I'm given $6$ side lengths and asked to find the volume. I feel lost
Tetrahedron $ABCD$ has $AB=1.5$, $AC=1$, $BC=2$, $BD=2.5$, $AD=1.5$, and $CD=3$.
I got the area of triangle ABC by Heron's formula to be $\sqrt{2.25(2.25-1)(2.25-2)(2.25-1.5)}$.
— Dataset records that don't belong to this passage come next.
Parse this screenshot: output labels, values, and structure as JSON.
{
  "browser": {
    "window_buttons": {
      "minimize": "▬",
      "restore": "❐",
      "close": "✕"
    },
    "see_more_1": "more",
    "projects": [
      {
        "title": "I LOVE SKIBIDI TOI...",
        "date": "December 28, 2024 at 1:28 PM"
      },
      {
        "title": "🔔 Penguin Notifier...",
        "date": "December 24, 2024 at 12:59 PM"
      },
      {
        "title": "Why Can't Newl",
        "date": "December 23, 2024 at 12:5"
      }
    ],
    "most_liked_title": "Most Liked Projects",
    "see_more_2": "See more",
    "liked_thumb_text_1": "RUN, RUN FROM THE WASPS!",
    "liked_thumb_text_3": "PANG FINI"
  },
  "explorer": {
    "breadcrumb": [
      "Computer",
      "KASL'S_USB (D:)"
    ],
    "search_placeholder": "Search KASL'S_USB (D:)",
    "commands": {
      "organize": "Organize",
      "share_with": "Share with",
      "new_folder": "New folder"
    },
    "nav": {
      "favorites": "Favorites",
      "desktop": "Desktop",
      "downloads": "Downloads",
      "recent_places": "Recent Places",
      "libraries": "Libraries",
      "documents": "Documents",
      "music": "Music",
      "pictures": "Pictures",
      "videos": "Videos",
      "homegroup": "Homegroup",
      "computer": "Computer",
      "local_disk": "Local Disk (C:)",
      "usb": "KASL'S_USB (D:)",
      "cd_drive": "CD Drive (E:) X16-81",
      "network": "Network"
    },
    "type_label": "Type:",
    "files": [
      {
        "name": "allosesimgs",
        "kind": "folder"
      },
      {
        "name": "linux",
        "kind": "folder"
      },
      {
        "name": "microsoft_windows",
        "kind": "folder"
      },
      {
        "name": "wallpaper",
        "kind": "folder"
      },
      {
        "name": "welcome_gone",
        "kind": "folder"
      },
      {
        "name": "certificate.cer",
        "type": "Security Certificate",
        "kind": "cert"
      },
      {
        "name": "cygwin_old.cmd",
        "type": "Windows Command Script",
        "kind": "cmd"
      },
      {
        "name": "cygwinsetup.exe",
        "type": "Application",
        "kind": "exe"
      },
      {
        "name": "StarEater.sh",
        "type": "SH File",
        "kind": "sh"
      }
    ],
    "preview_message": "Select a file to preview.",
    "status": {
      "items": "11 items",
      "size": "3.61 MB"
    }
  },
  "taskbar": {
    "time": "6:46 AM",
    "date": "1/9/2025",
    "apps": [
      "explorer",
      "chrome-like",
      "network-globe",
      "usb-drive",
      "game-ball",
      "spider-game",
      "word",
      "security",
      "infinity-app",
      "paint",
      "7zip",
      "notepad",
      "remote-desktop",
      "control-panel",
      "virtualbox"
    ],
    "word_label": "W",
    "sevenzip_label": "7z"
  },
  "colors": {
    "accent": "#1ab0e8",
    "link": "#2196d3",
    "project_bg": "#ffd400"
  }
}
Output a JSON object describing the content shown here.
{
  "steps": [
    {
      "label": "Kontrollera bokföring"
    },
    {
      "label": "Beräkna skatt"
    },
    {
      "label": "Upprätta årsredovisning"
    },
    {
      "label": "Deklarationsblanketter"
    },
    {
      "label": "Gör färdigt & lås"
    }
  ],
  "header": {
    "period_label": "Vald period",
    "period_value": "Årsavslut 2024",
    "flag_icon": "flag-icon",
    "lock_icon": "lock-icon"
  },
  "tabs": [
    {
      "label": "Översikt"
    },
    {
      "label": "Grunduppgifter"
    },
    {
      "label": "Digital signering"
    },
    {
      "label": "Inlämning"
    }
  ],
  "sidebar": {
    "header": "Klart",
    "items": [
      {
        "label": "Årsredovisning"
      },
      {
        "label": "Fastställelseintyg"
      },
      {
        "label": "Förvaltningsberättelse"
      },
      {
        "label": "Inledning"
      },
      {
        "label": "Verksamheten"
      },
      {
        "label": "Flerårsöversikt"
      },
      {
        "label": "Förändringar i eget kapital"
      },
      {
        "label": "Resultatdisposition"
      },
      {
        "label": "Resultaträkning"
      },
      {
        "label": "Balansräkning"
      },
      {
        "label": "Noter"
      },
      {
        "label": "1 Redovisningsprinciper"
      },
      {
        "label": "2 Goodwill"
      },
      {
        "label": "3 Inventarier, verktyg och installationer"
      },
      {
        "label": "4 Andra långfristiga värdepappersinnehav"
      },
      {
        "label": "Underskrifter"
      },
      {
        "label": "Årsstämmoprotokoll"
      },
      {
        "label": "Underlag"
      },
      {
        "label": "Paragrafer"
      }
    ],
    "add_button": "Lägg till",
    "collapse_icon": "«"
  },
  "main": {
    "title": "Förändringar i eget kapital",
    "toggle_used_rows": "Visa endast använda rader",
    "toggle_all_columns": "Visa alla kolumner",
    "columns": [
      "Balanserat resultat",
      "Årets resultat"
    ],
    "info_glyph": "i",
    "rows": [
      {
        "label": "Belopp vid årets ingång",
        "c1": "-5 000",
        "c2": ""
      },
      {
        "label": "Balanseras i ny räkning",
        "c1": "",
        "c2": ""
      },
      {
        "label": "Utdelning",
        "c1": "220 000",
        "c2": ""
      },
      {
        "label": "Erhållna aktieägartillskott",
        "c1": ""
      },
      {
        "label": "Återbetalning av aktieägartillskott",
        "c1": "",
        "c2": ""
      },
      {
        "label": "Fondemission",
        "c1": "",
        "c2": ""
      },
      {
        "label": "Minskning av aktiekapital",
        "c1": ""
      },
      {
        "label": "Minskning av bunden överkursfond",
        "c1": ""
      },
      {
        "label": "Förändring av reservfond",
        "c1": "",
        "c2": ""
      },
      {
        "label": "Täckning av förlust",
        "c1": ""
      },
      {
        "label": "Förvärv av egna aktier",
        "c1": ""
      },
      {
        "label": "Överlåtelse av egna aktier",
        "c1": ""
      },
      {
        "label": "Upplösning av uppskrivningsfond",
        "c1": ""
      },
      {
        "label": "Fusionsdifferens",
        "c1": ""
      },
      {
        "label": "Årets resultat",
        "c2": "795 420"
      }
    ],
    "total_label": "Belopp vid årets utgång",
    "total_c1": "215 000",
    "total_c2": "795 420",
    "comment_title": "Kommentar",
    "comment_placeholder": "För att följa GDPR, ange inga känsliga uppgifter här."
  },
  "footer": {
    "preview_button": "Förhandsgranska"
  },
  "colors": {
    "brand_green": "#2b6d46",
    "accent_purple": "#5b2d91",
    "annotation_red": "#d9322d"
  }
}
How do I find the height of the tetrahedron?
Best Answer
By the Cayley-Menger determinant
$$ 288 V^2=\det\begin{pmatrix}0 & 1 & 1 & 1 & 1 \\ 1 & 0 & d_{12}^2 & d_{13}^3 & d_{14}^2\\ 1 & d_{21}^2 & 0 & d_{23}^2 & d_{24}^2\\1 & d_{31}^2 & d_{32}^2 & 0 & d_{34}^2 \\1 & d_{41}^2 & d_{42}^2 & d_{43}^2 & 0\end{pmatrix} $$ and in our case $d_{12}=d_{21}=\frac{3}{2}$, $d_{13}=d_{31}=1$, $d_{14}=d_{41}=\frac{3}{2}$, $d_{23}=d_{32}=2$, $d_{24}=d_{42}=\frac{5}{2}$, $d_{34}=d_{43}=3$. Since the involved matrix is symmetric but not positive definite, that tells us Houston has a problem: the sides of $ACD$ do not fulfill the triangular inequality, since $AC+AD\color{red}{<}CD$, hence there is no tetrahedron with such side lengths.